4 marzo 1943. Nasce Lucio Dalla


di redazione

Dice che era un bell’uomo / E veniva, veniva dal mare / Parlava un’altra lingua però sapeva amare / E quel giorno lui prese mia madre sopra un bel prato /
L’ora più dolce prima d’essere ammazzato…

4 marzo 1943 è la data di nascita di Lucio Dalla ed anche il titolo di una delle sue più celebri canzoni.

Per uno strano scherzo del destino il 4 marzo è anche la data in cui, nel 2012, fu  celebrato il suo funerale, nella basilica di San Petronio della sua Bologna, dove era nato. Quel giorno in “Piazza Grande” (Piazza Maggiore) c’erano 50mila persone a salutarlo.

Lucio Dalla è stato un genio della musica italiana, un musicista completo, cantautore eclettico, un grande sperimentatore, sempre alla ricerca di nuovi stimoli, Nato come jazzista ha percorso tutta la strada che lo condotto fino al pop.

Lucio era cresciuto nella sua città natale. Dopo la morto del padre, nel 1950 fu mandato a studiare al Collegio Vescovile Pio X di Treviso, ma nell’adolescenza tornò a Bologna.
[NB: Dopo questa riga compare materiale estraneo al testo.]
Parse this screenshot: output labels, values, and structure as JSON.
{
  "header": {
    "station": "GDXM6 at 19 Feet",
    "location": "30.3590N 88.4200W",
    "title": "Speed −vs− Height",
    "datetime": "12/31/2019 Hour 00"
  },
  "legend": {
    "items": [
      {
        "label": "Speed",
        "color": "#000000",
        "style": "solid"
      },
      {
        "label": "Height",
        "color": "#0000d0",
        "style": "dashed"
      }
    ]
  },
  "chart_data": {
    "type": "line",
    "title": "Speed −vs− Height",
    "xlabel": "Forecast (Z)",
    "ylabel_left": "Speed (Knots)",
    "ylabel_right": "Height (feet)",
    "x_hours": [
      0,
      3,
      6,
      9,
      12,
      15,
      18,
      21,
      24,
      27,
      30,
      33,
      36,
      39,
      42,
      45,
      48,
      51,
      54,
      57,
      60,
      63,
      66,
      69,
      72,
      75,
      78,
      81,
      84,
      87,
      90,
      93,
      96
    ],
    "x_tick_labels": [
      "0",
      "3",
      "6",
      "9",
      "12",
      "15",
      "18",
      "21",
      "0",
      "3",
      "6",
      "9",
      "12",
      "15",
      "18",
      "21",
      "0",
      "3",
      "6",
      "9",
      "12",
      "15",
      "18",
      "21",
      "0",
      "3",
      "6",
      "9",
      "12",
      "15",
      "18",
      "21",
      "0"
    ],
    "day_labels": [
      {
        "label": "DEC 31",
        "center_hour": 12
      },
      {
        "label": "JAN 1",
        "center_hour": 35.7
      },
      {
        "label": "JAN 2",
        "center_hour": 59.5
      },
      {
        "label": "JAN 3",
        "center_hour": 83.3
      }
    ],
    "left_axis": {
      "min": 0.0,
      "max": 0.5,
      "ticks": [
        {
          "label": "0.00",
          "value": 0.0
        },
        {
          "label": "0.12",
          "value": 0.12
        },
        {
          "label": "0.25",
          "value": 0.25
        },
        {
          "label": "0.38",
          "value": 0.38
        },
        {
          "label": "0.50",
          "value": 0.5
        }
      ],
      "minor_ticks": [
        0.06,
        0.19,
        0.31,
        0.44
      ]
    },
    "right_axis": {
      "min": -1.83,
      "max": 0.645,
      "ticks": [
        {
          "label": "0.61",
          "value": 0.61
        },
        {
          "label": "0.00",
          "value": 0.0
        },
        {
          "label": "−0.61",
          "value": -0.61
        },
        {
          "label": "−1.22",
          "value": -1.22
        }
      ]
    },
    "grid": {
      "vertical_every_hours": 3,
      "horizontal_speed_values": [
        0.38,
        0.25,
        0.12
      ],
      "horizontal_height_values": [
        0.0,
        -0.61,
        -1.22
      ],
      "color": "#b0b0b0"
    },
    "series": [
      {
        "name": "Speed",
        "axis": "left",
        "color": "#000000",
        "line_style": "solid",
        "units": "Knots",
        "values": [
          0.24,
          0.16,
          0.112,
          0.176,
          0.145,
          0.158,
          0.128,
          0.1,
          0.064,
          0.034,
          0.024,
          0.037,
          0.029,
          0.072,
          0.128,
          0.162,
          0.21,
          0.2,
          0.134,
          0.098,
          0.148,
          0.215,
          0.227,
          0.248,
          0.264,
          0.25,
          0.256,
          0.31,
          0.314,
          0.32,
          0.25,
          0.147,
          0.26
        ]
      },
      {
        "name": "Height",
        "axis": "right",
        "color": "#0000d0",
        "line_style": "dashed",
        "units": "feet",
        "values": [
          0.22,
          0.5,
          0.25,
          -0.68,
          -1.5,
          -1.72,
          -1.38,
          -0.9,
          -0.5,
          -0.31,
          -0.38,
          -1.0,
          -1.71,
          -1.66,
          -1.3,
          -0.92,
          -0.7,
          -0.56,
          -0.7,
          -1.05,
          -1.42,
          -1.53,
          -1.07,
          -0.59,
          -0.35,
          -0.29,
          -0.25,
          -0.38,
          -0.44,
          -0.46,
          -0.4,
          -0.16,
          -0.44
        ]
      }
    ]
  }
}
Non fu mai ciò che si dice “uno studente modello”, finite le scuole dell’obbligo, iniziò a studiare ragioneria, per passare poi al liceo classico e infine al linguistico.
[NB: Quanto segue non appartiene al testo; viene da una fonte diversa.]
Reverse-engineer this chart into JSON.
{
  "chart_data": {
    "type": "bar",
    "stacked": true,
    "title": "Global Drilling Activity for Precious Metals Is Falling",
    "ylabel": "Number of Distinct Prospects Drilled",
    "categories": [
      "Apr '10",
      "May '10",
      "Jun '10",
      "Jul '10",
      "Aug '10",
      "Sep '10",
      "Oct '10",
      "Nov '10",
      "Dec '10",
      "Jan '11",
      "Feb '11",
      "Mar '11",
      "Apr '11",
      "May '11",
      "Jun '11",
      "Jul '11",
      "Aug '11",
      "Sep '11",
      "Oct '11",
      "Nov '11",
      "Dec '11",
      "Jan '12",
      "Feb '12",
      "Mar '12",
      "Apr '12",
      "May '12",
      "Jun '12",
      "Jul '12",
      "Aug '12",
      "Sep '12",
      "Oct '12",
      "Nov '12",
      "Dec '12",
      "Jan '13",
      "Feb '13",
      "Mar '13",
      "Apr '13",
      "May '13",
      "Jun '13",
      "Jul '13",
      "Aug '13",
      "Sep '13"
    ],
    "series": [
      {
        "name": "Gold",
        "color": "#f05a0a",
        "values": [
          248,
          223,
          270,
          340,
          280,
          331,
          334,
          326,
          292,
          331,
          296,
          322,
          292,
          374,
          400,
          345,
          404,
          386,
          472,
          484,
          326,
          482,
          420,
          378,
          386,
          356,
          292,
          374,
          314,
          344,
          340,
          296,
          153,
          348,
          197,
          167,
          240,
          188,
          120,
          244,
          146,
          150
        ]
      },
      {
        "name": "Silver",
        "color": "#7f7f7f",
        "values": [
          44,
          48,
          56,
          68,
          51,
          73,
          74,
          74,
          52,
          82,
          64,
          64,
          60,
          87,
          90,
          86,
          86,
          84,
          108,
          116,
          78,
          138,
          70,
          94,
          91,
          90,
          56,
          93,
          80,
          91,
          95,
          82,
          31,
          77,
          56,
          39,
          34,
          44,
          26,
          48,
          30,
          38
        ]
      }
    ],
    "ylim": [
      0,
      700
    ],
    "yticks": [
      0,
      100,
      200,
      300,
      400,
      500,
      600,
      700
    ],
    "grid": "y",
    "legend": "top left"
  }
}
A dieci anni ricevette il suo primo clarinetto, che imparò a suonare da autodidatta, poi venne la fisarmonica, ma presto si  appassionò alla musica jazz.
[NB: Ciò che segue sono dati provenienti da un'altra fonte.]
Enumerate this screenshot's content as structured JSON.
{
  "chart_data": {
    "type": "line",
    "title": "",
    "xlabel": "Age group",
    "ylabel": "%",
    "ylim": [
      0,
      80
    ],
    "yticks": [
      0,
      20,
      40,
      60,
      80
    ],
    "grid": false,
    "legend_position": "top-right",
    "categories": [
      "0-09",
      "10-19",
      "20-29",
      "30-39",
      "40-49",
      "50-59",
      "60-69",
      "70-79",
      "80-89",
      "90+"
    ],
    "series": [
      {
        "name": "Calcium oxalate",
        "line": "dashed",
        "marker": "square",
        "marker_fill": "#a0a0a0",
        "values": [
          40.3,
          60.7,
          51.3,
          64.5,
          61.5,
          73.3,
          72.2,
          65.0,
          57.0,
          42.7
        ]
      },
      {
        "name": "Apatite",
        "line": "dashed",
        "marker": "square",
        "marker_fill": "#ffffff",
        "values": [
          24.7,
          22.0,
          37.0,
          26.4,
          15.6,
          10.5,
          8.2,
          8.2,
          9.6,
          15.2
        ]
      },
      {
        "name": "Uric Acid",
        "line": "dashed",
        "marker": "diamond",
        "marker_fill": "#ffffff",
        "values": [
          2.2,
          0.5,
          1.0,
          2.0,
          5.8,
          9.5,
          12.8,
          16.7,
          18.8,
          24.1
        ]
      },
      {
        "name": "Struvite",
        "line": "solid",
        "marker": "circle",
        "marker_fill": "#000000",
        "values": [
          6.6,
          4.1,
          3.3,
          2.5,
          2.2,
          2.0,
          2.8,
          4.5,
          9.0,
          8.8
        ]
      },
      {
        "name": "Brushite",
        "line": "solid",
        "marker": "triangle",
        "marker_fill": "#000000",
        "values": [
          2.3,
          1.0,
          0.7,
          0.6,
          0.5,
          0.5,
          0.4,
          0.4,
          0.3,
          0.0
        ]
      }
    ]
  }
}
E le sue qualità emersero subito, già dagli inizi in una una jazz-band emiliana, quando ebbe la fortuna di incontrare il leggendario trombettista Chet Baker, che all’epoca viveva a Bologna e di esibirsi alcune volte insieme a lui.

Lasciata Bologna per trasferirsi a Roma, Lucio continuò a formarsi come jazzista di straordinario talento. Divenuto leader del gruppo Flippers, nella capitale cominciò a farsi notare con i suoi gorgheggi.

Fu Gino Paoli a convincere il giovane Dalla ad abbandonare il gruppo per seguitare la strada del successo da solista. Il primo disco a 45 giri lo incise nel 1964, a 21 anni. Nel 1966 uscì il primo album e giunse l’approdo al Festival di Sanremo con la sua prima hit, Paff…Bum!, dove tornò anche l’anno successivo con Bisogna saper perdere, insieme ai Rokes di Shel Shapiro.

Sarebbe tornato sul palco dell’Ariston soltanto nel 1971, con un brano che fece scalpore e segnò un’epoca: 4 marzo 1943. Fece discutere la censura esercitata sul testo della canzone ed anche sul suo titolo originale, Gesù bambino, fu ritenuto sconveniente.

L’anno dopo tornò ancora a Sanremo, con l’evergreen: Piazza Grande.

Lo straordinario successo di Lucio Dalla, anche grazie al connubio artistico con il poeta bolognese Roberto Roversi, e con musicisti come Ron,  si tradusse in una continua ricerca di rinnovamento, che generò per lui una nuova vita artistica.

Gli anni Ottanta del Novecento furono un decennio straordinario per Lucio, che tenne anche una serie di concerti negli Stati Uniti, culminata in un evento speciale al Village Gate di New York, il 23 marzo 1986. Da tale concerto venne estratto il doppio album live DallAmeriCaruso, che lanciò il brano inedito Caruso, dedicato al grande tenore Enrico Caruso, un pezzo che rese universale  il successo di Dalla.

Da allora la carriera del musicista bolognese non ha fatto che passare da un trionfo dopo l’altro, negli anni Novanta maturò la sua definitiva conversione al pop d’autore, Attenti al lupo fu il brano di maggior successo di quella stagione.

Nel 1999 ricevette la laurea honoris causa in Lettere e filosofia dall’Università di Bologna.

La sua irrefrenabile voglia di sperimentare strade nuove lo portò, negli anni Duemila, ad avvicinarsi al mondo della lirica e della musica classica.

La morte, prematura, lo colse all’improvviso il 1° marzo 2012. Rimase fulminato da un infarto mentre si trovava in un albergo a Montreux, in Svizzera, mancavano tre giorni al suo 69esimo compleanno.

Credente e cattolico, uomo di sinistra, Dalla era gay ma non fece mai coming out, solo rari e discreti accenni alla sua sessualità.

L’impresa eccezionale, dammi retta, è essere normale” diceva il suo “Disperato erotico stomp”. Ma Lucio non riuscì mai in quest’impresa, perché la sua musica, la sua arte, la sua vita furono, e resteranno per sempre, straordinarie.